A group of local mothers who believe legalizing marijuana will help end the war on drugs rallied outside San Diego County District Attorney Bonnie Dumanis' office on Tuesday to encourage her to support Prop 19.
"Prohibition has failed, and the war on drugs is really a war waged against individuals and their families, so mothers are leading the charge once again to end drug prohibition -- marijuana prohibition -- just as a group of mothers did in the 1930s to end alcohol prohibition, not because they loved drugs and alcohol but because we love our children," said Gretchen Burns Bergman, a co-Founder and executive director of A New PATH (Parents for Addiction Treatment and Healing).
Regulating marijuana would mean that children would not have as much access to the drug and that police would be able to focus on other criminal matters, according to A New PATH.
"Marijuana prohibition has utterly failed," Bergman said. "Tens of thousands of Californians are arrested every year, too many of them young men of color, but marijuana remains widely available to young people."

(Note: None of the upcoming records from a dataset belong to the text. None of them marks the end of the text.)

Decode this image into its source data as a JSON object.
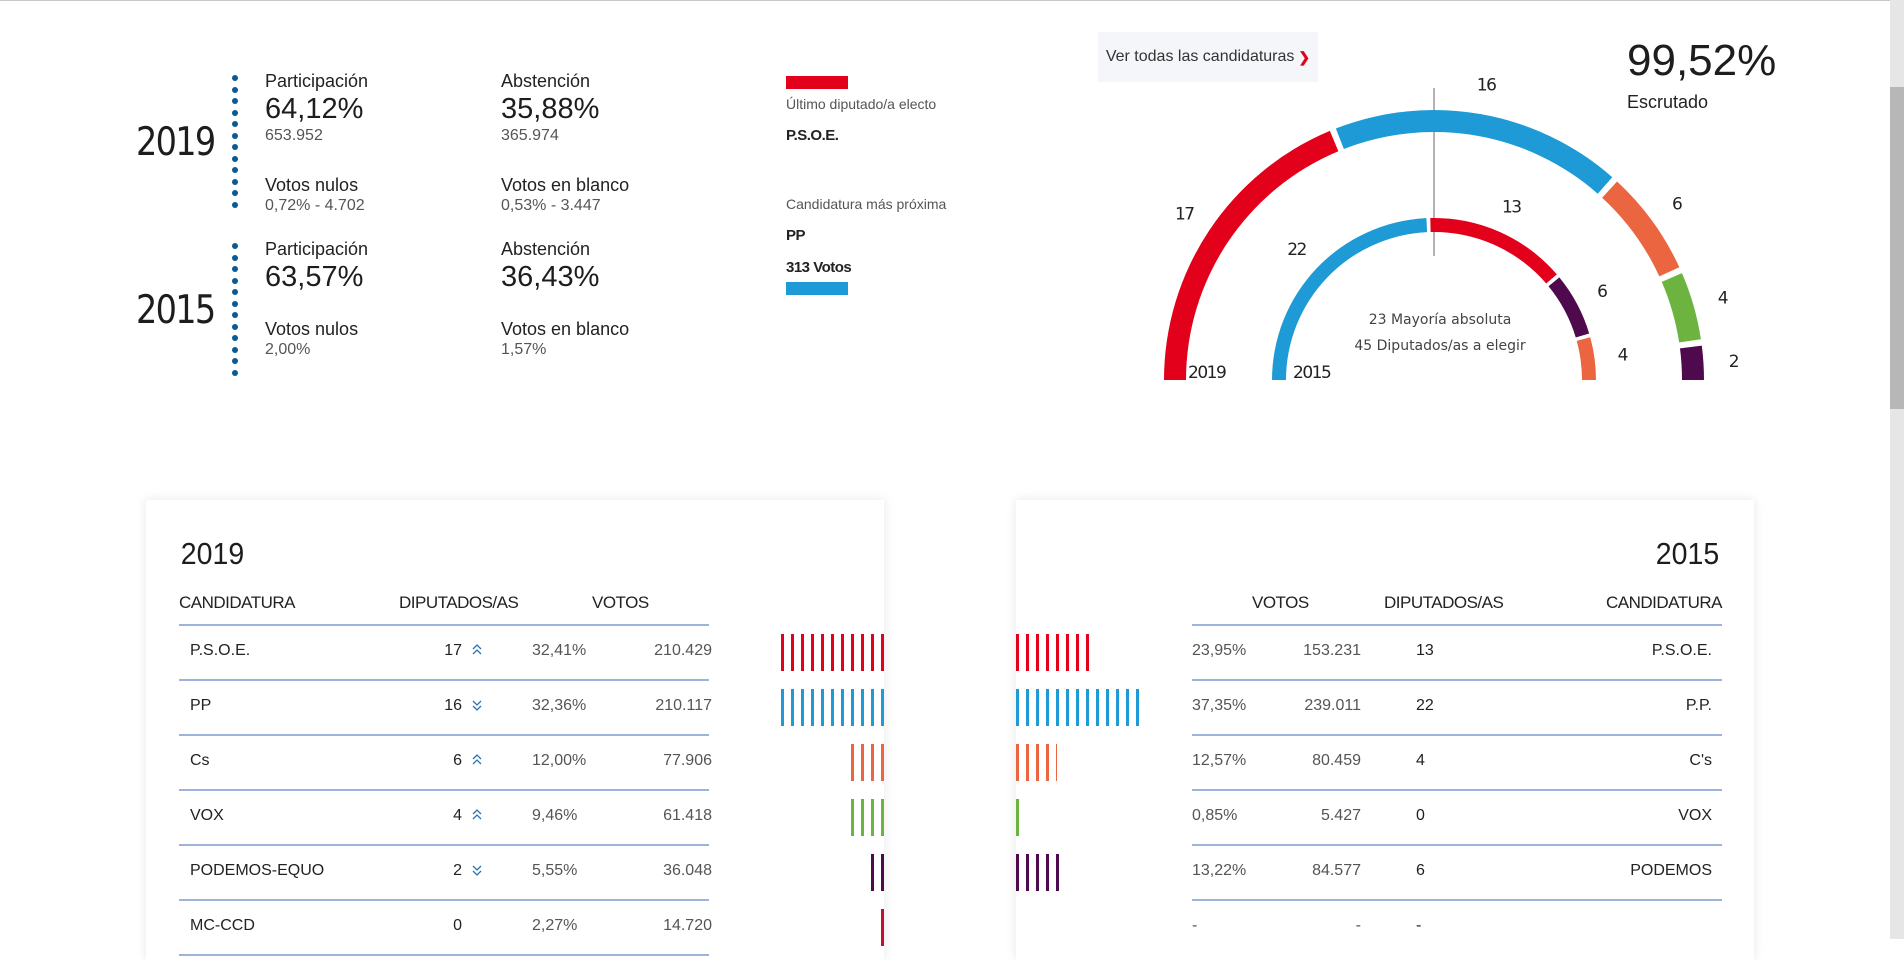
{
  "colors": {
    "psoe": "#e2001a",
    "pp": "#1e9ad6",
    "cs": "#ea6540",
    "vox": "#6cb43f",
    "podemos": "#4f0a4d",
    "mc_ccd": "#c8102e",
    "dots": "#0a5a95"
  },
  "stats": [
    {
      "year": "2019",
      "participacion_label": "Participación",
      "participacion_pct": "64,12%",
      "participacion_votes": "653.952",
      "abstencion_label": "Abstención",
      "abstencion_pct": "35,88%",
      "abstencion_votes": "365.974",
      "nulos_label": "Votos nulos",
      "nulos_value": "0,72% - 4.702",
      "blanco_label": "Votos en blanco",
      "blanco_value": "0,53% - 3.447"
    },
    {
      "year": "2015",
      "participacion_label": "Participación",
      "participacion_pct": "63,57%",
      "abstencion_label": "Abstención",
      "abstencion_pct": "36,43%",
      "nulos_label": "Votos nulos",
      "nulos_value": "2,00%",
      "blanco_label": "Votos en blanco",
      "blanco_value": "1,57%"
    }
  ],
  "last_seat": {
    "ultimo_label": "Último diputado/a electo",
    "ultimo_party": "P.S.O.E.",
    "proxima_label": "Candidatura más próxima",
    "proxima_party": "PP",
    "proxima_votes": "313 Votos"
  },
  "dropdown": {
    "label": "Ver todas las candidaturas"
  },
  "escrutado": {
    "pct": "99,52%",
    "label": "Escrutado"
  },
  "chart_data": {
    "type": "pie",
    "subtype": "parliament-semicircle",
    "total_seats": 45,
    "majority": 23,
    "center_line1": "23 Mayoría absoluta",
    "center_line2": "45 Diputados/as a elegir",
    "series": [
      {
        "name": "2019",
        "label": "2019",
        "segments": [
          {
            "party": "PSOE",
            "seats": 17,
            "color": "#e2001a"
          },
          {
            "party": "PP",
            "seats": 16,
            "color": "#1e9ad6"
          },
          {
            "party": "Cs",
            "seats": 6,
            "color": "#ea6540"
          },
          {
            "party": "VOX",
            "seats": 4,
            "color": "#6cb43f"
          },
          {
            "party": "PODEMOS-EQUO",
            "seats": 2,
            "color": "#4f0a4d"
          }
        ]
      },
      {
        "name": "2015",
        "label": "2015",
        "segments": [
          {
            "party": "PP",
            "seats": 22,
            "color": "#1e9ad6"
          },
          {
            "party": "PSOE",
            "seats": 13,
            "color": "#e2001a"
          },
          {
            "party": "PODEMOS",
            "seats": 6,
            "color": "#4f0a4d"
          },
          {
            "party": "C's",
            "seats": 4,
            "color": "#ea6540"
          }
        ]
      }
    ]
  },
  "table2019": {
    "year": "2019",
    "headers": {
      "candidatura": "CANDIDATURA",
      "diputados": "DIPUTADOS/AS",
      "votos": "VOTOS"
    },
    "rows": [
      {
        "party": "P.S.O.E.",
        "seats": "17",
        "trend": "up",
        "pct": "32,41%",
        "votes": "210.429",
        "color": "#e2001a",
        "bar_pct": 32.41
      },
      {
        "party": "PP",
        "seats": "16",
        "trend": "down",
        "pct": "32,36%",
        "votes": "210.117",
        "color": "#1e9ad6",
        "bar_pct": 32.36
      },
      {
        "party": "Cs",
        "seats": "6",
        "trend": "up",
        "pct": "12,00%",
        "votes": "77.906",
        "color": "#ea6540",
        "bar_pct": 12.0
      },
      {
        "party": "VOX",
        "seats": "4",
        "trend": "up",
        "pct": "9,46%",
        "votes": "61.418",
        "color": "#6cb43f",
        "bar_pct": 9.46
      },
      {
        "party": "PODEMOS-EQUO",
        "seats": "2",
        "trend": "down",
        "pct": "5,55%",
        "votes": "36.048",
        "color": "#4f0a4d",
        "bar_pct": 5.55
      },
      {
        "party": "MC-CCD",
        "seats": "0",
        "trend": "",
        "pct": "2,27%",
        "votes": "14.720",
        "color": "#c8102e",
        "bar_pct": 2.27
      }
    ]
  },
  "table2015": {
    "year": "2015",
    "headers": {
      "votos": "VOTOS",
      "diputados": "DIPUTADOS/AS",
      "candidatura": "CANDIDATURA"
    },
    "rows": [
      {
        "party": "P.S.O.E.",
        "seats": "13",
        "pct": "23,95%",
        "votes": "153.231",
        "color": "#e2001a",
        "bar_pct": 23.95
      },
      {
        "party": "P.P.",
        "seats": "22",
        "pct": "37,35%",
        "votes": "239.011",
        "color": "#1e9ad6",
        "bar_pct": 37.35
      },
      {
        "party": "C's",
        "seats": "4",
        "pct": "12,57%",
        "votes": "80.459",
        "color": "#ea6540",
        "bar_pct": 12.57
      },
      {
        "party": "VOX",
        "seats": "0",
        "pct": "0,85%",
        "votes": "5.427",
        "color": "#6cb43f",
        "bar_pct": 0.85
      },
      {
        "party": "PODEMOS",
        "seats": "6",
        "pct": "13,22%",
        "votes": "84.577",
        "color": "#4f0a4d",
        "bar_pct": 13.22
      },
      {
        "party": "",
        "seats": "-",
        "pct": "-",
        "votes": "-",
        "color": "#ffffff",
        "bar_pct": 0
      }
    ]
  }
}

Reverend Canon Mary Moreno Richardson, with St. Paul's Cathedral in Banker's Hill, supports the New Path and rallied with them. Richardson says she works with undocumented youth and they tell her they run from their villages because of all the corruption and power the drug cartels hold over their towns.
"So much of this power is coming from the money they are making with guns and with marijuana," Richardon said.
The Reverend believes people of faith cannot ignore their human family.
"We cannot continue to stand by while increasingly violent criminal syndicates make huge profits off of illegal marijuana sales on this side of the border and wreak havoc in Mexico," Richardson said. "Prop. 19 will help begin to take those profits away and undermine those cartels - before the violence spills over to San Diego."
New path's campaign is called Moms United to End the War on Drugs.